The project will start with one system in mid-2018 and progressively make use of additional systems until it achieves full-scale deployment by 2020. Each system is projected to get rid of 3 tons of plastic material per week. The speed of roll-out depends on the investment capital and good results on risk tests, including the development of recycling capability on land. However, corporations have already accepted to exhibit their interest in becoming a part of the largest cleanup in history.
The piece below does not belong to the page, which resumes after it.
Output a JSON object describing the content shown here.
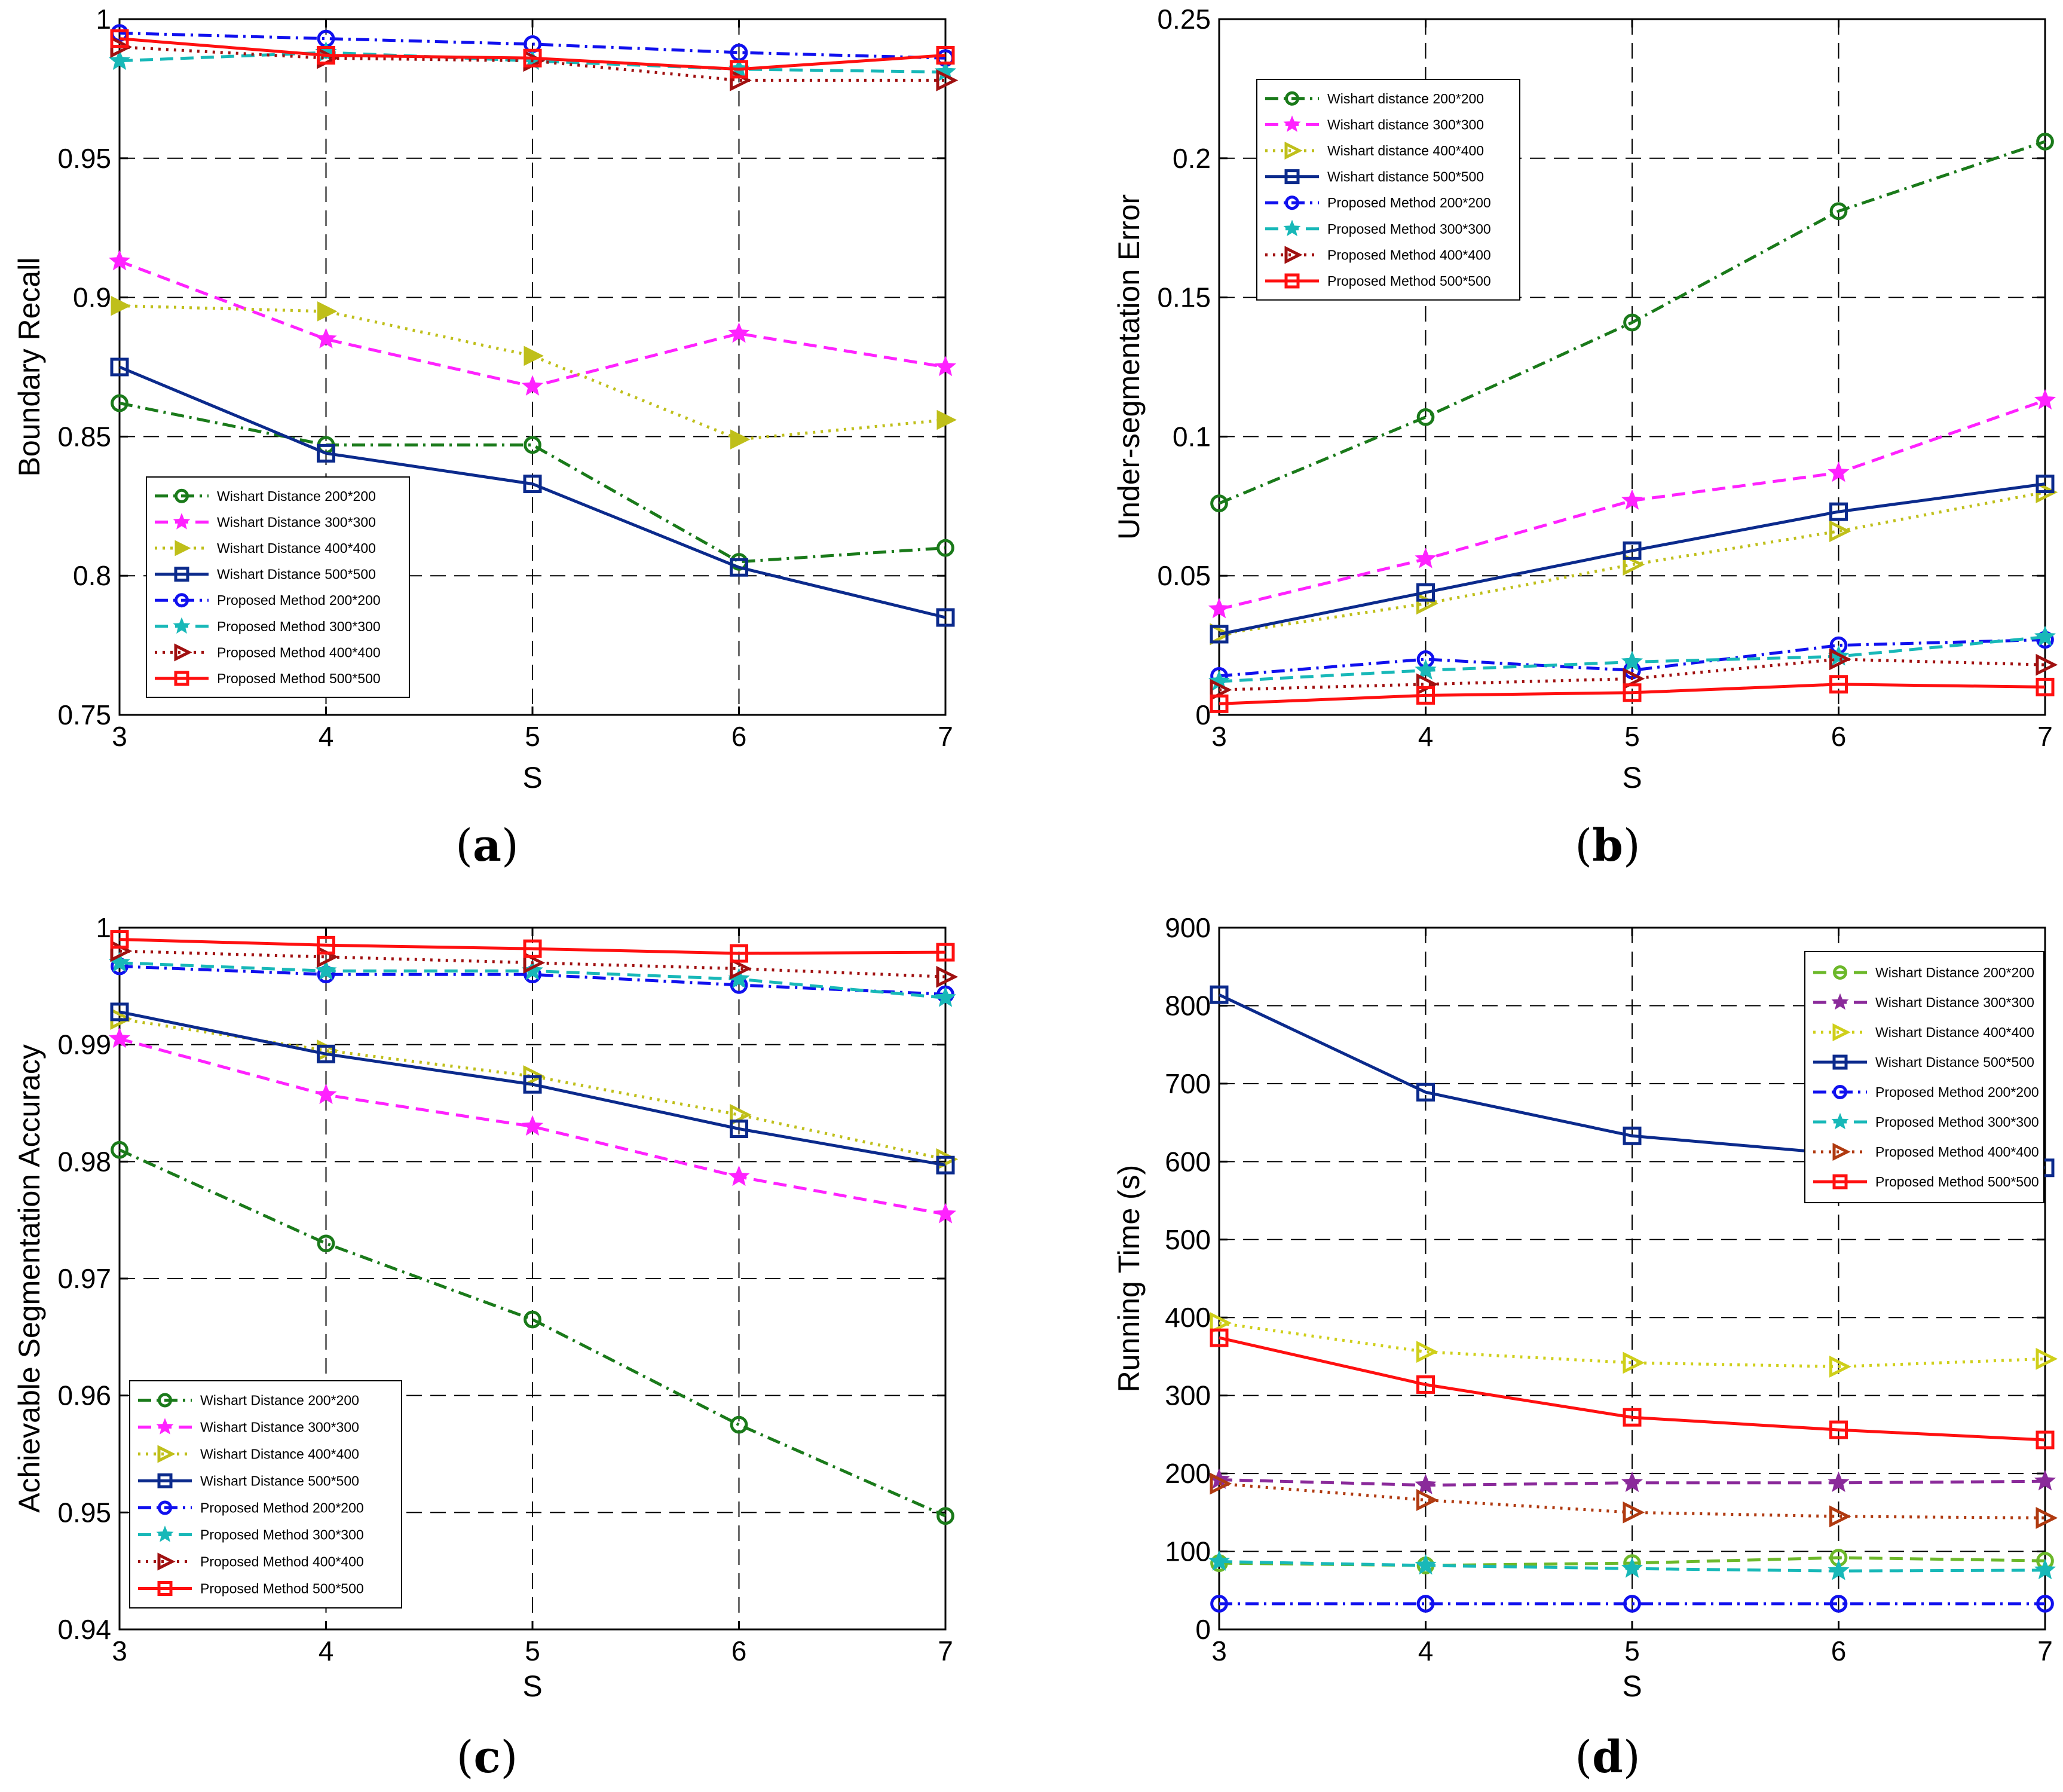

In 2020, after full-scale deployment in the Great Pacific Garbage Patch and its predictable success, the Ocean Cleanup Foundation plans on progressively expanding this creative project to the four other gyres. This expansion will mostly be funded by the sale of the recycled plastic material and by sponsorships, from both corporations and individuals.

Boyan Slat The Ocean Cleanup
Boyan Slat - The Ocean Cleanup

Although cleaning up our planet’s seas and shores may seem both ridiculous and impossible, Boyan Slat and his creative team are showing the world that not only is it feasible, it is paramount to ensure our ocean’s and their sea life’s well-being, as well as our own. They have also proved that they can — and will — overcome the hardships that’ll accompany this seemingly gargantuan task. In the end, we will all have to thank one boy’s particular genius and courage for the salvation of our blue planet.